The Mode Choice Should be my Choice!

Abstract: In response to rising VRU deaths in dense urban settings, and increased support for complete street designs, this project examines the relationship between mode choice and the surrounding built environment. This projects uses New York City as a living lab: mode choice data and trip purpose are from the Regional Establishment Survey (RES), and GIS-linked built environment features (i.e, high-visibility crosswalks, average roadway width, slow-speed zone) are provided by the NYC Open Data Portal. A mixed logit model is developed to compare individual heterogeneity in soft, mass, and personal (vehicle) mode choices with local built environment support for observed choices. Sociodemographics such as age, income, and mobility status are also considered. An alternative-specific travel time variable is considered, and a more thorough discussion of mode choice elasticity to changes in the local microenvironment is provided.

The Next Mobile Office: How will we Work in Self-Driving Cars?

Funded by: National Science Foundation (NSF)

Abstract: This research project explores the intersection of Advanced Driver Assistance Systems (ADAS) and mobile work environments. Participants are asked to manually control the vehicle in a simulated two-lane rural road environment, and then engage a Level 3 ADAS and join a pre-recorded virtual meeting discussing and revising presentation slides. The participant is queued engaging questions about the meeting task, but are presented with a take-over scenario (participant must regain control of the vehcile). The research aims to understand how meeting participation and engagement impact a driver's takeover timing in autonomous vehicles, while also examining the reciprocal effects of takeover scenarios on meeting performance, with participants completing a pre- and post-drive survey to capture their overall trust in the automation.

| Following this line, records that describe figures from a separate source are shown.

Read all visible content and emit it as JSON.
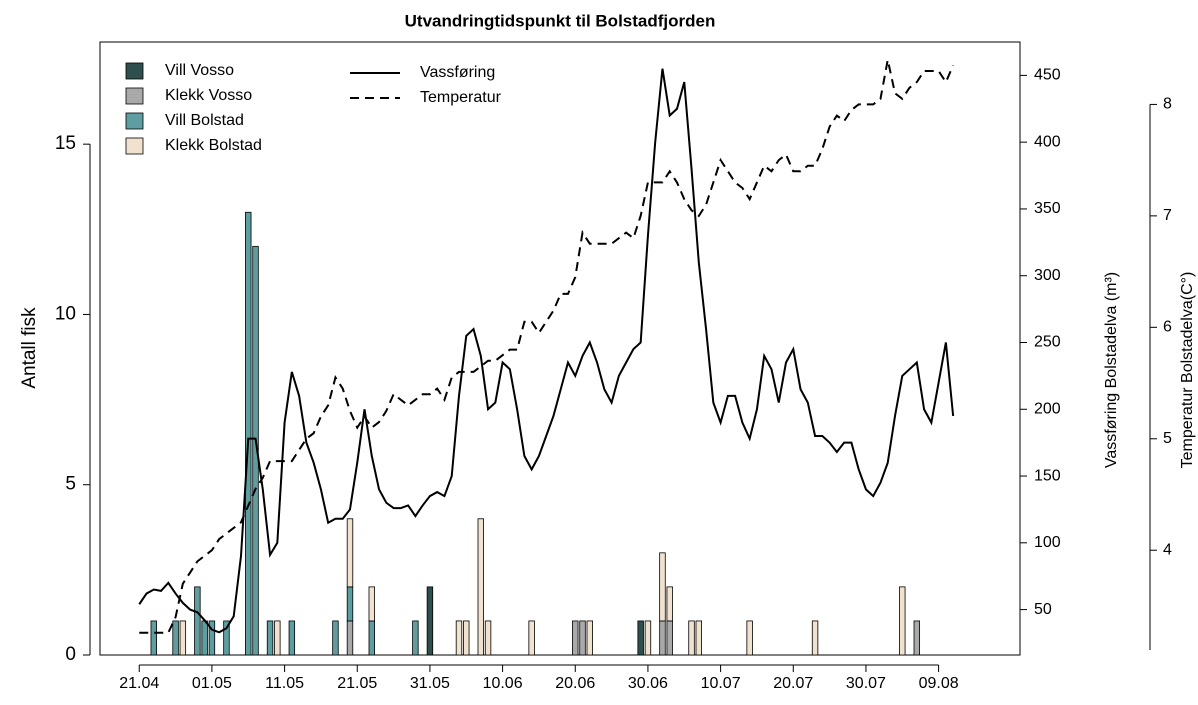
{
  "chart_data": {
    "type": "combo",
    "title": "Utvandringtidspunkt til Bolstadfjorden",
    "ylabel": "Antall fisk",
    "y2label": "Vassføring Bolstadelva (m³)",
    "y3label": "Temperatur Bolstadelva(C°)",
    "xlim": [
      -5.4,
      121.2
    ],
    "xticks": [
      {
        "value": 0,
        "label": "21.04"
      },
      {
        "value": 10,
        "label": "01.05"
      },
      {
        "value": 20,
        "label": "11.05"
      },
      {
        "value": 30,
        "label": "21.05"
      },
      {
        "value": 40,
        "label": "31.05"
      },
      {
        "value": 50,
        "label": "10.06"
      },
      {
        "value": 60,
        "label": "20.06"
      },
      {
        "value": 70,
        "label": "30.06"
      },
      {
        "value": 80,
        "label": "10.07"
      },
      {
        "value": 90,
        "label": "20.07"
      },
      {
        "value": 100,
        "label": "30.07"
      },
      {
        "value": 110,
        "label": "09.08"
      }
    ],
    "ylim": [
      0,
      18
    ],
    "yticks": [
      0,
      5,
      10,
      15
    ],
    "y2lim": [
      16,
      475
    ],
    "y2ticks": [
      50,
      100,
      150,
      200,
      250,
      300,
      350,
      400,
      450
    ],
    "y3lim": [
      3.06,
      8.56
    ],
    "y3ticks": [
      4,
      5,
      6,
      7,
      8
    ],
    "x": [
      2,
      5,
      6,
      8,
      9,
      10,
      12,
      15,
      16,
      18,
      19,
      21,
      27,
      29,
      32,
      38,
      40,
      44,
      45,
      47,
      48,
      54,
      60,
      61,
      62,
      69,
      70,
      72,
      73,
      76,
      77,
      84,
      93,
      105,
      107
    ],
    "series": [
      {
        "name": "Vill Vosso",
        "type": "bar",
        "color": "#2f4f4f",
        "values": [
          0,
          0,
          0,
          0,
          0,
          0,
          0,
          0,
          0,
          0,
          0,
          0,
          0,
          0,
          0,
          0,
          2,
          0,
          0,
          0,
          0,
          0,
          0,
          0,
          0,
          1,
          0,
          0,
          0,
          0,
          0,
          0,
          0,
          0,
          0
        ]
      },
      {
        "name": "Klekk Vosso",
        "type": "bar",
        "color": "#a9a9a9",
        "values": [
          0,
          0,
          0,
          0,
          0,
          0,
          0,
          0,
          0,
          0,
          0,
          0,
          0,
          1,
          0,
          0,
          0,
          0,
          0,
          0,
          0,
          0,
          1,
          1,
          0,
          0,
          0,
          1,
          1,
          0,
          0,
          0,
          0,
          0,
          1
        ]
      },
      {
        "name": "Vill Bolstad",
        "type": "bar",
        "color": "#5f9ea0",
        "values": [
          1,
          1,
          0,
          2,
          1,
          1,
          1,
          13,
          12,
          1,
          0,
          1,
          1,
          1,
          1,
          1,
          0,
          0,
          0,
          0,
          0,
          0,
          0,
          0,
          0,
          0,
          0,
          0,
          0,
          0,
          0,
          0,
          0,
          0,
          0
        ]
      },
      {
        "name": "Klekk Bolstad",
        "type": "bar",
        "color": "#f0e2cf",
        "values": [
          0,
          0,
          1,
          0,
          0,
          0,
          0,
          0,
          0,
          0,
          1,
          0,
          0,
          2,
          1,
          0,
          0,
          1,
          1,
          4,
          1,
          1,
          0,
          0,
          1,
          0,
          1,
          2,
          1,
          1,
          1,
          1,
          1,
          2,
          0
        ]
      },
      {
        "name": "Vassføring",
        "type": "line",
        "axis": "y2",
        "color": "#000000",
        "dash": false,
        "x": [
          0,
          1,
          2,
          3,
          4,
          5,
          6,
          7,
          8,
          9,
          10,
          11,
          12,
          13,
          14,
          15,
          16,
          17,
          18,
          19,
          20,
          21,
          22,
          23,
          24,
          25,
          26,
          27,
          28,
          29,
          30,
          31,
          32,
          33,
          34,
          35,
          36,
          37,
          38,
          39,
          40,
          41,
          42,
          43,
          44,
          45,
          46,
          47,
          48,
          49,
          50,
          51,
          52,
          53,
          54,
          55,
          56,
          57,
          58,
          59,
          60,
          61,
          62,
          63,
          64,
          65,
          66,
          67,
          68,
          69,
          70,
          71,
          72,
          73,
          74,
          75,
          76,
          77,
          78,
          79,
          80,
          81,
          82,
          83,
          84,
          85,
          86,
          87,
          88,
          89,
          90,
          91,
          92,
          93,
          94,
          95,
          96,
          97,
          98,
          99,
          100,
          101,
          102,
          103,
          104,
          105,
          106,
          107,
          108,
          109,
          110,
          111,
          112
        ],
        "values": [
          54,
          62,
          65,
          64,
          70,
          62,
          55,
          50,
          48,
          42,
          35,
          33,
          36,
          45,
          90,
          178,
          178,
          140,
          91,
          100,
          190,
          228,
          210,
          175,
          160,
          140,
          115,
          118,
          118,
          125,
          160,
          200,
          165,
          140,
          130,
          126,
          126,
          128,
          120,
          128,
          135,
          138,
          135,
          150,
          210,
          255,
          260,
          240,
          200,
          205,
          235,
          230,
          200,
          165,
          155,
          165,
          180,
          195,
          215,
          235,
          225,
          240,
          250,
          235,
          215,
          205,
          225,
          235,
          245,
          250,
          330,
          400,
          455,
          420,
          425,
          445,
          380,
          310,
          260,
          205,
          190,
          210,
          210,
          190,
          178,
          200,
          240,
          230,
          205,
          235,
          245,
          215,
          205,
          180,
          180,
          175,
          168,
          175,
          175,
          155,
          140,
          135,
          145,
          160,
          195,
          225,
          230,
          235,
          200,
          190,
          220,
          250,
          195
        ]
      },
      {
        "name": "Temperatur",
        "type": "line",
        "axis": "y3",
        "color": "#000000",
        "dash": true,
        "x": [
          0,
          1,
          2,
          3,
          4,
          5,
          6,
          7,
          8,
          9,
          10,
          11,
          12,
          13,
          14,
          15,
          16,
          17,
          18,
          19,
          20,
          21,
          22,
          23,
          24,
          25,
          26,
          27,
          28,
          29,
          30,
          31,
          32,
          33,
          34,
          35,
          36,
          37,
          38,
          39,
          40,
          41,
          42,
          43,
          44,
          45,
          46,
          47,
          48,
          49,
          50,
          51,
          52,
          53,
          54,
          55,
          56,
          57,
          58,
          59,
          60,
          61,
          62,
          63,
          64,
          65,
          66,
          67,
          68,
          69,
          70,
          71,
          72,
          73,
          74,
          75,
          76,
          77,
          78,
          79,
          80,
          81,
          82,
          83,
          84,
          85,
          86,
          87,
          88,
          89,
          90,
          91,
          92,
          93,
          94,
          95,
          96,
          97,
          98,
          99,
          100,
          101,
          102,
          103,
          104,
          105,
          106,
          107,
          108,
          109,
          110,
          111,
          112
        ],
        "values": [
          3.26,
          3.26,
          3.26,
          3.26,
          3.26,
          3.4,
          3.7,
          3.8,
          3.9,
          3.95,
          4.0,
          4.1,
          4.15,
          4.2,
          4.25,
          4.4,
          4.55,
          4.65,
          4.8,
          4.8,
          4.8,
          4.8,
          4.9,
          5.0,
          5.05,
          5.2,
          5.3,
          5.55,
          5.45,
          5.25,
          5.1,
          5.2,
          5.1,
          5.15,
          5.25,
          5.4,
          5.35,
          5.3,
          5.35,
          5.4,
          5.4,
          5.45,
          5.35,
          5.55,
          5.6,
          5.6,
          5.6,
          5.65,
          5.7,
          5.7,
          5.75,
          5.8,
          5.8,
          6.05,
          6.05,
          5.95,
          6.05,
          6.15,
          6.3,
          6.3,
          6.45,
          6.85,
          6.75,
          6.75,
          6.75,
          6.75,
          6.8,
          6.85,
          6.8,
          7.0,
          7.3,
          7.3,
          7.3,
          7.4,
          7.3,
          7.15,
          7.05,
          7.0,
          7.1,
          7.3,
          7.5,
          7.4,
          7.3,
          7.25,
          7.15,
          7.3,
          7.45,
          7.4,
          7.5,
          7.55,
          7.4,
          7.4,
          7.45,
          7.45,
          7.6,
          7.8,
          7.9,
          7.85,
          7.95,
          8.0,
          8.0,
          8.0,
          8.05,
          8.4,
          8.1,
          8.05,
          8.15,
          8.2,
          8.3,
          8.3,
          8.3,
          8.2,
          8.35
        ]
      }
    ]
  }
}
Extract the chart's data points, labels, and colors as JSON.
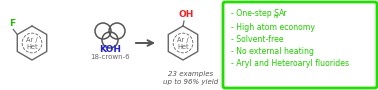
{
  "bg_color": "#ffffff",
  "box_color": "#22dd00",
  "bullet_color": "#22cc00",
  "bullet_lines": [
    "- One-step S",
    "N",
    "Ar",
    "- High atom economy",
    "- Solvent-free",
    "- No external heating",
    "- Aryl and Heteroaryl fluorides"
  ],
  "koh_color": "#2222cc",
  "crown_color": "#555555",
  "arrow_color": "#555555",
  "F_color": "#22bb00",
  "OH_color": "#ee2222",
  "ring_color": "#666666",
  "label_color": "#666666",
  "sub_text_color": "#555555",
  "reagent_text": "18-crown-6",
  "yield_text": "23 examples\nup to 96% yield",
  "fig_width": 3.78,
  "fig_height": 0.9,
  "dpi": 100
}
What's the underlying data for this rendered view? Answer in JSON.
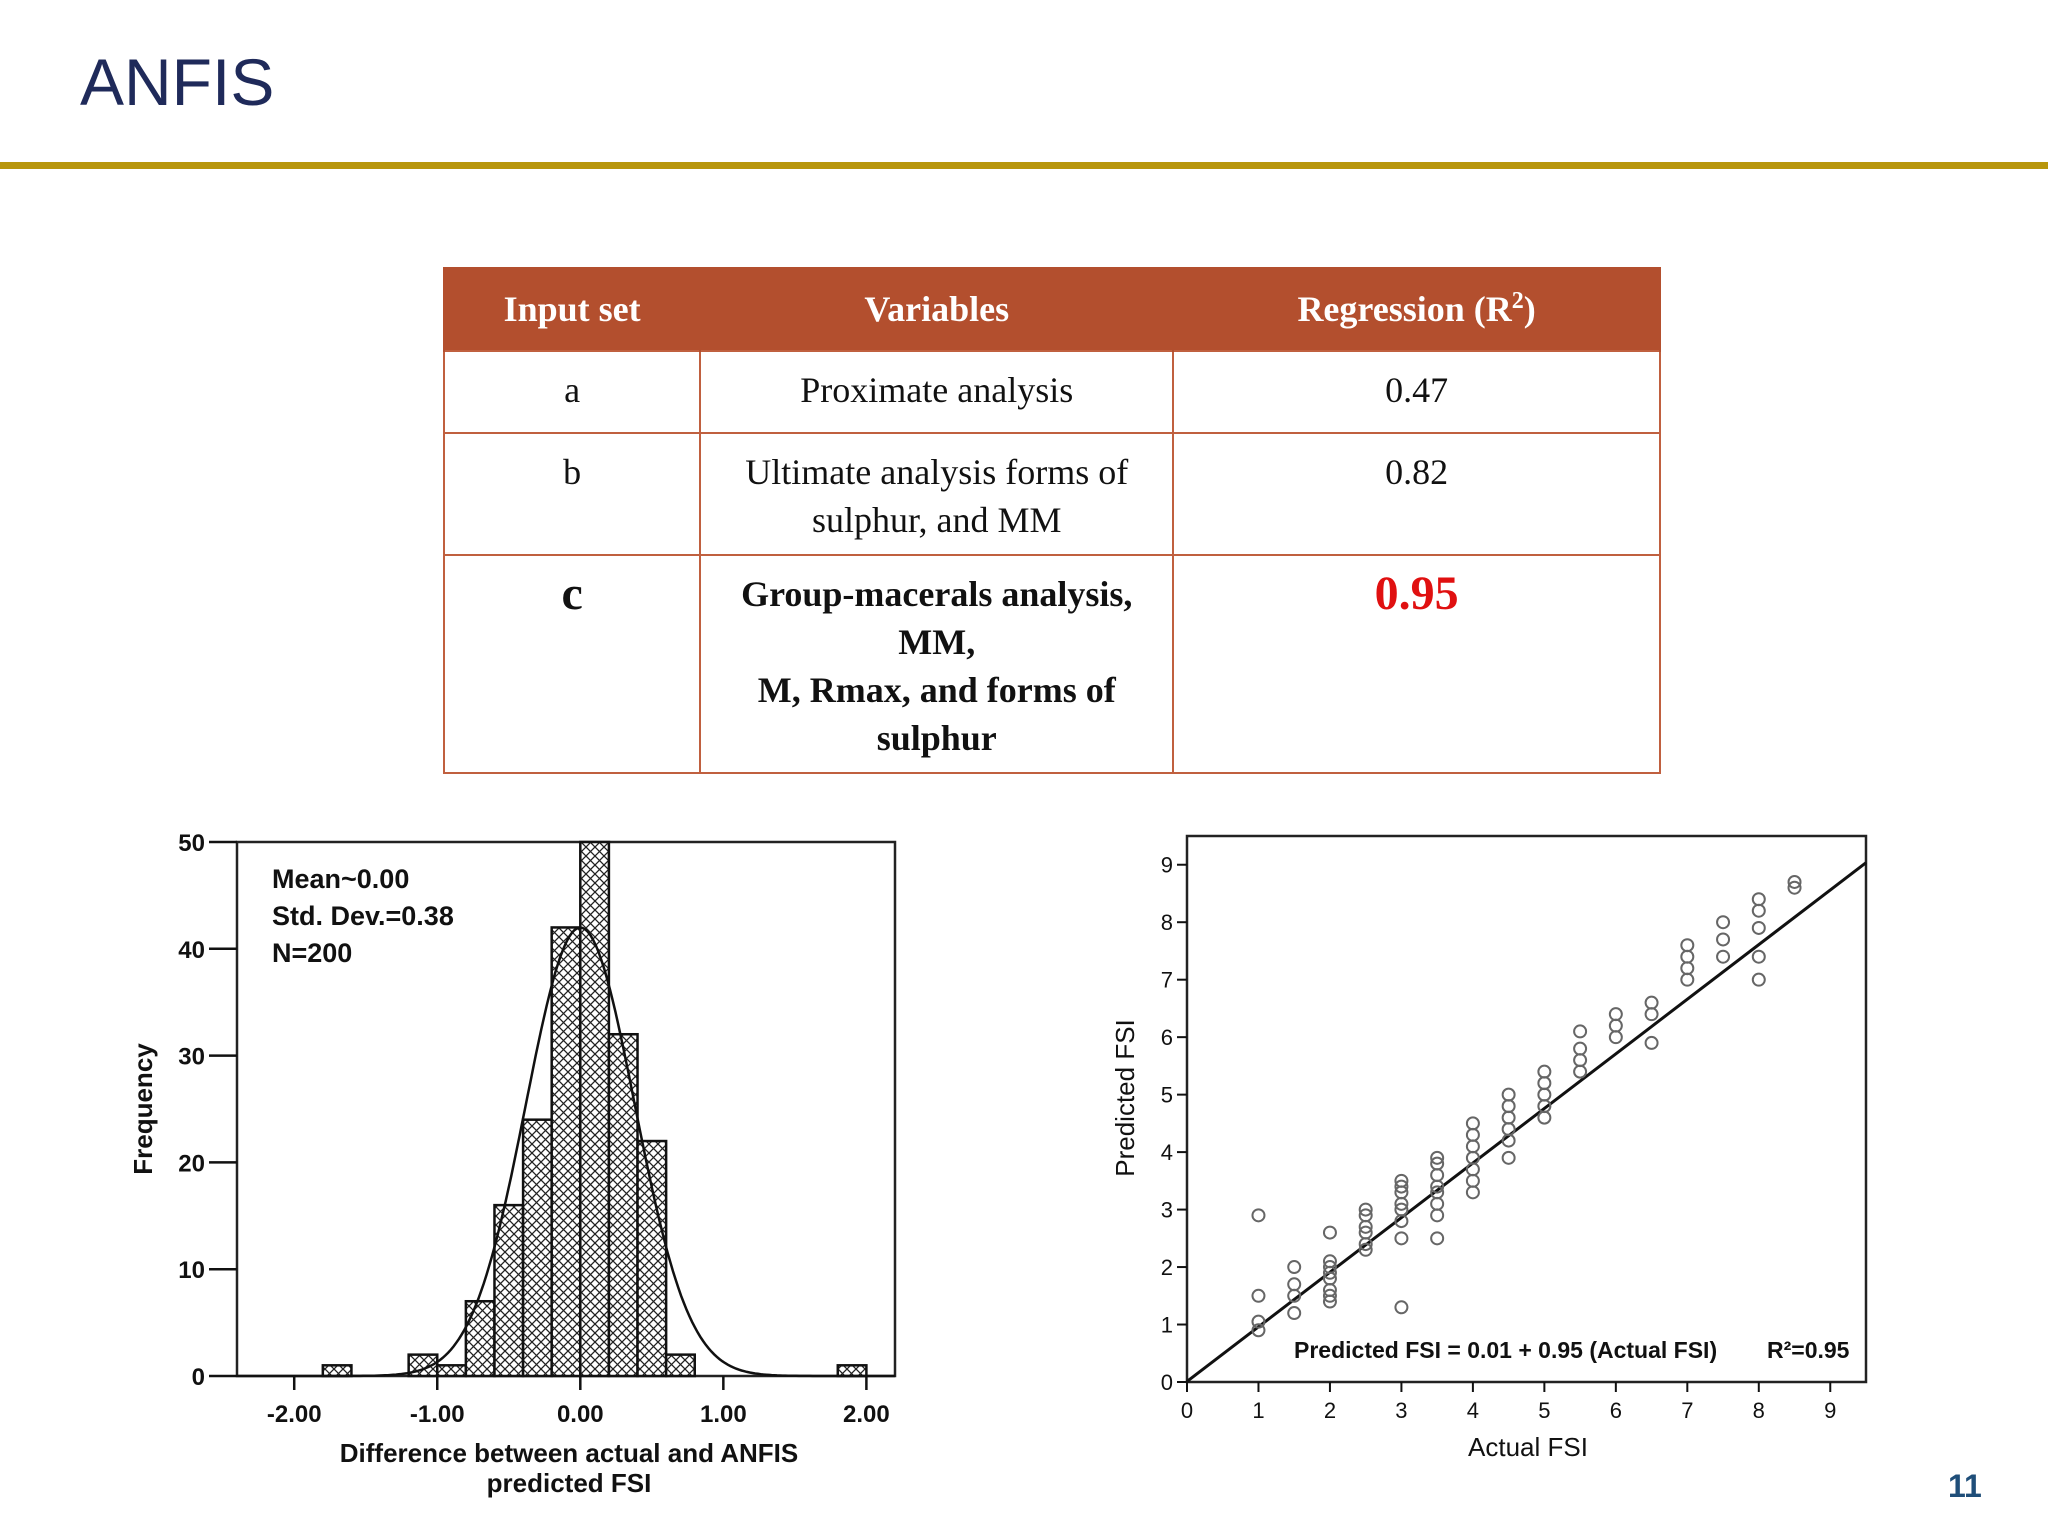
{
  "slide": {
    "title": "ANFIS",
    "page_number": "11",
    "rule_color": "#b8960c"
  },
  "table": {
    "headers": [
      "Input set",
      "Variables",
      "Regression (R",
      "2",
      ")"
    ],
    "rows": [
      {
        "set": "a",
        "variables": "Proximate analysis",
        "r2": "0.47"
      },
      {
        "set": "b",
        "variables_line1": "Ultimate analysis forms of",
        "variables_line2": "sulphur, and MM",
        "r2": "0.82"
      },
      {
        "set": "c",
        "variables_line1": "Group-macerals analysis, MM,",
        "variables_line2": "M, Rmax, and forms of sulphur",
        "r2": "0.95"
      }
    ],
    "header_color": "#b34f2e",
    "highlight_color": "#e01010"
  },
  "chart_data": [
    {
      "type": "bar",
      "subtype": "histogram",
      "xlabel_line1": "Difference between actual and ANFIS",
      "xlabel_line2": "predicted FSI",
      "ylabel": "Frequency",
      "xlim": [
        -2.4,
        2.2
      ],
      "ylim": [
        0,
        50
      ],
      "xticks": [
        "-2.00",
        "-1.00",
        "0.00",
        "1.00",
        "2.00"
      ],
      "xtick_values": [
        -2,
        -1,
        0,
        1,
        2
      ],
      "yticks": [
        0,
        10,
        20,
        30,
        40,
        50
      ],
      "bin_width": 0.2,
      "bins": [
        {
          "center": -1.7,
          "count": 1
        },
        {
          "center": -1.1,
          "count": 2
        },
        {
          "center": -0.9,
          "count": 1
        },
        {
          "center": -0.7,
          "count": 7
        },
        {
          "center": -0.5,
          "count": 16
        },
        {
          "center": -0.3,
          "count": 24
        },
        {
          "center": -0.1,
          "count": 42
        },
        {
          "center": 0.1,
          "count": 50
        },
        {
          "center": 0.3,
          "count": 32
        },
        {
          "center": 0.5,
          "count": 22
        },
        {
          "center": 0.7,
          "count": 2
        },
        {
          "center": 1.9,
          "count": 1
        }
      ],
      "normal_curve": {
        "mean": 0.0,
        "std": 0.38,
        "n": 200
      },
      "annotations": [
        "Mean~0.00",
        "Std. Dev.=0.38",
        "N=200"
      ]
    },
    {
      "type": "scatter",
      "xlabel": "Actual FSI",
      "ylabel": "Predicted FSI",
      "xlim": [
        0,
        9.5
      ],
      "ylim": [
        0,
        9.5
      ],
      "xticks": [
        0,
        1,
        2,
        3,
        4,
        5,
        6,
        7,
        8,
        9
      ],
      "yticks": [
        0,
        1,
        2,
        3,
        4,
        5,
        6,
        7,
        8,
        9
      ],
      "fit_line": {
        "intercept": 0.01,
        "slope": 0.95
      },
      "annotation": "Predicted FSI = 0.01 + 0.95 (Actual FSI)",
      "r2_label": "R²=0.95",
      "points": [
        [
          1,
          0.9
        ],
        [
          1,
          1.05
        ],
        [
          1,
          1.5
        ],
        [
          1,
          2.9
        ],
        [
          1.5,
          1.2
        ],
        [
          1.5,
          1.5
        ],
        [
          1.5,
          1.7
        ],
        [
          1.5,
          2.0
        ],
        [
          2,
          1.4
        ],
        [
          2,
          1.5
        ],
        [
          2,
          1.6
        ],
        [
          2,
          1.8
        ],
        [
          2,
          1.9
        ],
        [
          2,
          2.0
        ],
        [
          2,
          2.1
        ],
        [
          2,
          2.6
        ],
        [
          2.5,
          2.3
        ],
        [
          2.5,
          2.4
        ],
        [
          2.5,
          2.6
        ],
        [
          2.5,
          2.7
        ],
        [
          2.5,
          2.9
        ],
        [
          2.5,
          3.0
        ],
        [
          3,
          1.3
        ],
        [
          3,
          2.5
        ],
        [
          3,
          2.8
        ],
        [
          3,
          3.0
        ],
        [
          3,
          3.1
        ],
        [
          3,
          3.3
        ],
        [
          3,
          3.4
        ],
        [
          3,
          3.5
        ],
        [
          3.5,
          2.5
        ],
        [
          3.5,
          2.9
        ],
        [
          3.5,
          3.1
        ],
        [
          3.5,
          3.3
        ],
        [
          3.5,
          3.4
        ],
        [
          3.5,
          3.6
        ],
        [
          3.5,
          3.8
        ],
        [
          3.5,
          3.9
        ],
        [
          4,
          3.3
        ],
        [
          4,
          3.5
        ],
        [
          4,
          3.7
        ],
        [
          4,
          3.9
        ],
        [
          4,
          4.1
        ],
        [
          4,
          4.3
        ],
        [
          4,
          4.5
        ],
        [
          4.5,
          3.9
        ],
        [
          4.5,
          4.2
        ],
        [
          4.5,
          4.4
        ],
        [
          4.5,
          4.6
        ],
        [
          4.5,
          4.8
        ],
        [
          4.5,
          5.0
        ],
        [
          5,
          4.6
        ],
        [
          5,
          4.8
        ],
        [
          5,
          5.0
        ],
        [
          5,
          5.2
        ],
        [
          5,
          5.4
        ],
        [
          5.5,
          5.4
        ],
        [
          5.5,
          5.6
        ],
        [
          5.5,
          5.8
        ],
        [
          5.5,
          6.1
        ],
        [
          6,
          6.0
        ],
        [
          6,
          6.2
        ],
        [
          6,
          6.4
        ],
        [
          6.5,
          5.9
        ],
        [
          6.5,
          6.4
        ],
        [
          6.5,
          6.6
        ],
        [
          7,
          7.0
        ],
        [
          7,
          7.2
        ],
        [
          7,
          7.4
        ],
        [
          7,
          7.6
        ],
        [
          7.5,
          7.4
        ],
        [
          7.5,
          7.7
        ],
        [
          7.5,
          8.0
        ],
        [
          8,
          7.0
        ],
        [
          8,
          7.4
        ],
        [
          8,
          7.9
        ],
        [
          8,
          8.2
        ],
        [
          8,
          8.4
        ],
        [
          8.5,
          8.6
        ],
        [
          8.5,
          8.7
        ]
      ]
    }
  ]
}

This study utilizes the NADS miniSim vehicle simulator to create a controlled environment for investigating the complex dynamics between virtual work engagement and autonomous system safety protocols.

Cross-cultural mapping of older drivers

Funded by: National Science Foundation (NSF)

Abstract: Older drivers face unique challenges that can contribute to age-related accidents, prompting our research into developing sociodemographic profiles to enhance in-vehicle support systems. Building comprehensive naturalistic driving databases is both time-intensive and costly, which led us to explore an innovative approach: mapping driving profiles across different databases that share similar sociodemographic features but represent distinct populations. By bridging the Strategic Highway Research Program (SHRP2) naturalistic driving database with the Survey of Health, Aging, and Retirement in Europe (SHARE), we identify personal characteristics that allow us to examine how the choice to continue driving becomes a deeply contextual decision, shaped by one's cultural and geographic environment.

Measuring Pedestrian Exposure Using Electronic Devices

Funded by: National Highway Traffic Safety Administration (NHTSA)

Abstract: Crashes involving pedestrians continue to be a serious problem in the United States and represent 15% of all traffic collisions. Pedestrians are among the most vulnerable road users. In 2020, pedestrians accounted for 6,516 fatalities and an estimated 54,769 injuries in motor vehicle crashes. Over the last decade, the U.S. has seen a 46% increase in pedestrian fatalities, now representing 17% of all motor vehicle related crash fatalities (NHTSA, 2022). In response to the increased number of fatalities and the increased emphasis on vulnerable road modes (walking, cycling) as healthy transportation options, many localities are looking for ways to make walking safer. One of the challenges to developing and implementing effective pedestrian safety countermeasures is establishing a consistent and reliable estimate of the number of pedestrians at risk in a given spatiotemporal slice. This project operationalizes a pedestrian exposure measure from personal electronic device data (GSP, accelerometer) collected at a weeks time from over 700 participants throughout a 4-year period.